Original topic: tidb数据表用你自增好,还是random好

| username: cy6301567

Is it better to use auto-increment or random for TiDB data tables? If using auto-increment, will there be hotspot issues?

| username: tidb菜鸟一只 | Original post link

Random is good, auto-increment will cause hotspot issues.

| username: cy6301567 | Original post link

However, in business scenarios, there might be cases where deep pagination queries are performed using IDs. It seems that not using auto-increment IDs might make such queries difficult.

| username: tidb菜鸟一只 | Original post link

If the business must rely on the continuous increment of the ID, then you can only use AUTO_INCREMENT.

| username: zhanggame1 | Original post link

Hotspots may not necessarily occur; it depends on your business volume. If you are using NVMe SSDs and have a requirement to write more than 100,000 records per second, you might want to consider this issue. If the I/O load is not high, auto-increment should suffice.

| username: caiyfc | Original post link

When creating a table, pre-split the regions to avoid hotspot issues. Just be aware that you need to start importing data immediately after creating the table, otherwise the regions will merge.

| username: cy6301567 | Original post link

Well, proceed according to the business situation.

| username: cy6301567 | Original post link

This might be useful for historical data migration.

| username: YuchongXU | Original post link

Design according to business requirements

| username: zhanggame1 | Original post link

TiDB’s use of auto-increment is different from MySQL, and different versions of TiDB also handle auto-increment differently.

AUTO_INCREMENT is a column attribute used to automatically fill in default column values.
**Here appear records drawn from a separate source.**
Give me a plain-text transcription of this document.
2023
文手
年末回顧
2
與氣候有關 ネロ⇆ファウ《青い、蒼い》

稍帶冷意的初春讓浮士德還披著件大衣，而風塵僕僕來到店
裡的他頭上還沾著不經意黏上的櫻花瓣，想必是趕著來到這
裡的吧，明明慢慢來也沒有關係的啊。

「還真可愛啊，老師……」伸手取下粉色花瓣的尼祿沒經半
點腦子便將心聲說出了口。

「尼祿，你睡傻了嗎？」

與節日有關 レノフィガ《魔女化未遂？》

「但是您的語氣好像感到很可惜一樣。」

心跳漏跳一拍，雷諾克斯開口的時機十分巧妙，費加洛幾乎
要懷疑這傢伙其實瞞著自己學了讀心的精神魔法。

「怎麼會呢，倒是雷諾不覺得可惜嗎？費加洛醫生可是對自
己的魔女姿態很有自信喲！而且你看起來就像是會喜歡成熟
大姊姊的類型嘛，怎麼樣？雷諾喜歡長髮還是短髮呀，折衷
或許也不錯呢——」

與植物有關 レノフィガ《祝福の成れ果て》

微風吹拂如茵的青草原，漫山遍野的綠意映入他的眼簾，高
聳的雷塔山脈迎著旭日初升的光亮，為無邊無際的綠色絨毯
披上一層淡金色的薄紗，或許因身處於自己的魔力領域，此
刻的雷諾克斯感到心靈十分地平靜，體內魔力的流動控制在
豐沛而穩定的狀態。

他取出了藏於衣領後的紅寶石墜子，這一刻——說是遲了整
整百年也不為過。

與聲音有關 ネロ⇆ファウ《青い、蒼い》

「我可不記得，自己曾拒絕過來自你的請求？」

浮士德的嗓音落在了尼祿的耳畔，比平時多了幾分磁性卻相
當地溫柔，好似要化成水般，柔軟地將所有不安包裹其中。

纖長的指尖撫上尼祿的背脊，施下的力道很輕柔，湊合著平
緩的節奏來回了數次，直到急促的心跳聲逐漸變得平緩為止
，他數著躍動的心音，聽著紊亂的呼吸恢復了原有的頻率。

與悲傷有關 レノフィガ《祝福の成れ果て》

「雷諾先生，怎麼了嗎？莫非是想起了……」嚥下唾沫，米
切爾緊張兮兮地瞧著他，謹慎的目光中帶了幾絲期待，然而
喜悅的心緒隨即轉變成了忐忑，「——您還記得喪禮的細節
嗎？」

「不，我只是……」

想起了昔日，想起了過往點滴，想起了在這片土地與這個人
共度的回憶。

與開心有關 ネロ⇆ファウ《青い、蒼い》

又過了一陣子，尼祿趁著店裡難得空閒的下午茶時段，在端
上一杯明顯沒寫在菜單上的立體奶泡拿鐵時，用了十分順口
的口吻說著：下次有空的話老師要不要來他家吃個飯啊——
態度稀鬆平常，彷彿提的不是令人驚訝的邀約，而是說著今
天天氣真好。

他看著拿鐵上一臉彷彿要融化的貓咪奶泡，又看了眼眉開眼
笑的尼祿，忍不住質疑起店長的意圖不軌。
When the INSERT statement does not specify a specific value for the AUTO_INCREMENT column, the system will automatically assign a value to that column.

For performance reasons, auto-increment numbers are assigned in batches to each TiDB server (by default, 30,000 values), ensuring uniqueness, but the values assigned to the INSERT statement are only monotonic on a single TiDB server.
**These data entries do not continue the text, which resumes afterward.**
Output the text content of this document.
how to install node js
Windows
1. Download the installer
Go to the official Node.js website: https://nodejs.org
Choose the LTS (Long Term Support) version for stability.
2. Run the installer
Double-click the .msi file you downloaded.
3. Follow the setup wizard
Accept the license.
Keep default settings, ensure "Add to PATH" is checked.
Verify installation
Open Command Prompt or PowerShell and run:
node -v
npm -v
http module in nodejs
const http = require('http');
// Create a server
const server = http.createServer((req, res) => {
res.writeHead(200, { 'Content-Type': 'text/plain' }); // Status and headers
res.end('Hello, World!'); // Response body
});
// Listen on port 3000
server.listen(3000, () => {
In various versions of TiDB, setting AUTO_ID_CACHE to 1 indicates that TiDB no longer caches IDs, but the implementation differs across versions:

  • For versions prior to TiDB v6.4.0, since each ID allocation requires a TiKV transaction to complete the persistent modification of the AUTO_INCREMENT value, setting AUTO_ID_CACHE to 1 results in a performance drop.
  • For versions v6.4.0 and above, due to the introduction of a centralized allocation service, modifying the AUTO_INCREMENT value is merely an in-memory operation within the TiDB service process, making it faster compared to previous versions.
  • Setting AUTO_ID_CACHE to 1 means TiDB uses the default cache size of 30000.
| username: redgame | Original post link

Sure, please provide the Chinese text you would like to translate.

| username: 哈喽沃德 | Original post link

For low concurrency, use auto-increment; for high concurrency, use random.

| username: zhanggame1 | Original post link

If there are no extreme requirements for write performance, auto-increment is sufficient.

| username: xiexin | Original post link

Primary keys are generally not used for business queries. Deep pagination is not recommended as it performs poorly. If the write volume is high, use random; otherwise, use auto-increment.

| username: TiDBer_vfJBUcxl | Original post link

Auto-increment is fine.

| username: xingzhenxiang | Original post link

Random is good, auto-increment will cause hotspot issues, even if auto-increment is not globally continuous.

| username: 这里介绍不了我 | Original post link

Auto-increment, unless there are specific business requirements.

| username: chris-zhang | Original post link

If there is deep pagination, it is recommended to use auto-increment.

| username: zhaokede | Original post link

It depends on whether it is used for the front end or the back end. For the front end, pagination is needed, so use AUTO_INCREMENT. If it is purely for back-end business and you are worried about hotspots, then use random.

| username: zhang_2023 | Original post link

Random is good.